We must never forget the names of these victims. I, too, am going to read their names: Geneviève Bergeron, Hélène Colgan, Nathalie Croteau, Barbara Daigneault, Anne-Marie Edward, Maud Haviernick, Maryse Laganière, Maryse Leclair, Anne-Marie Lemay, Sonia Pelletier, Michèle Richard, Annie St-Arneault, Annie Turcotte and Barbara Klucznik-Widajewicz.
These women will not have died in vain if we continue to remember them and remember the day on which violence against women changed the face of Quebec forever.
We must remember their names every year, on December 6, to inspire discussion on the progress we are making towards equality and towards combatting violence against women. Although not everyone will be the victim of a dramatic hate crime like the victims of École Polytechnique in Montreal, many women still experience abuse in many forms.
#MeToo is no doubt the most important political and social movement in recent years. It has shown us that our experiences with abuse are not as uncommon as we think they are. Many of us know what it is like to see fear come to permeate our lives, most often at the hands of men we trust. There are more of us than we knew. In 2014, in Quebec alone, law enforcement reported nearly 16,000 domestic abuse crimes against women.

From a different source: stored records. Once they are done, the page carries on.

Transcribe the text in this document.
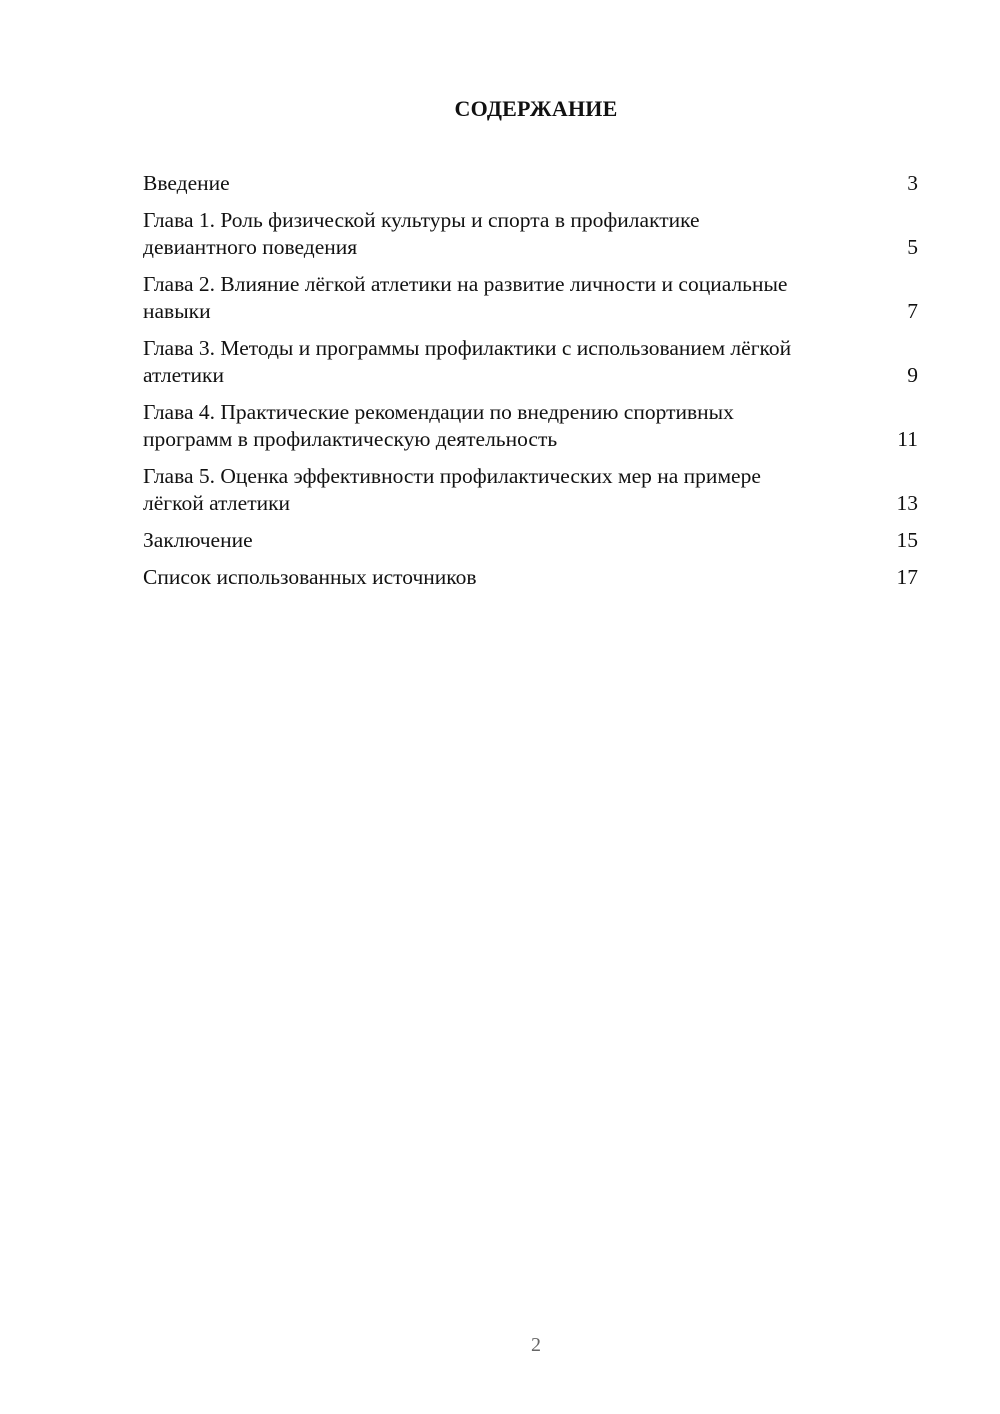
СОДЕРЖАНИЕ
Введение	3
Глава 1. Роль физической культуры и спорта в профилактике девиантного поведения	5
Глава 2. Влияние лёгкой атлетики на развитие личности и социальные навыки	7
Глава 3. Методы и программы профилактики с использованием лёгкой атлетики	9
Глава 4. Практические рекомендации по внедрению спортивных программ в профилактическую деятельность	11
Глава 5. Оценка эффективности профилактических мер на примере лёгкой атлетики	13
Заключение	15
Список использованных источников	17
2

Young people are not spared this violence. One in five female high school students has been the victim of at least one act of sexual violence at the hands of a partner. The reporting rate for attacks jumped nearly 60% in the wake of the #MeToo movement. However, we must continue to take our place, stand up for our rights, remain united, and speak out against abuse. The names of the women of École Polytechnique must serve as a reminder that there is still a lot of work to be done here at home.
There is still a lot of work to be done here at home, particularly on behalf of indigenous women. Governments need to do more so that our first nations and Inuit sisters have the resources they need to feel safe and to seek refuge when they are the victims of violence.
Ending violence is everyone's responsibility, both men and women, but we women need to find strength in numbers in order to change things. The names of the women who were killed at the École Polytechnique should spur us to action. That is why as long as women do not feel as safe as men, as long as women are disproportionately victims of violence at the hands of men, and as long as women cannot objectively state that they are in every way equal to men, we will remember the women who were killed on December 6. We will do so until each of their names becomes a symbol of the progress we have made.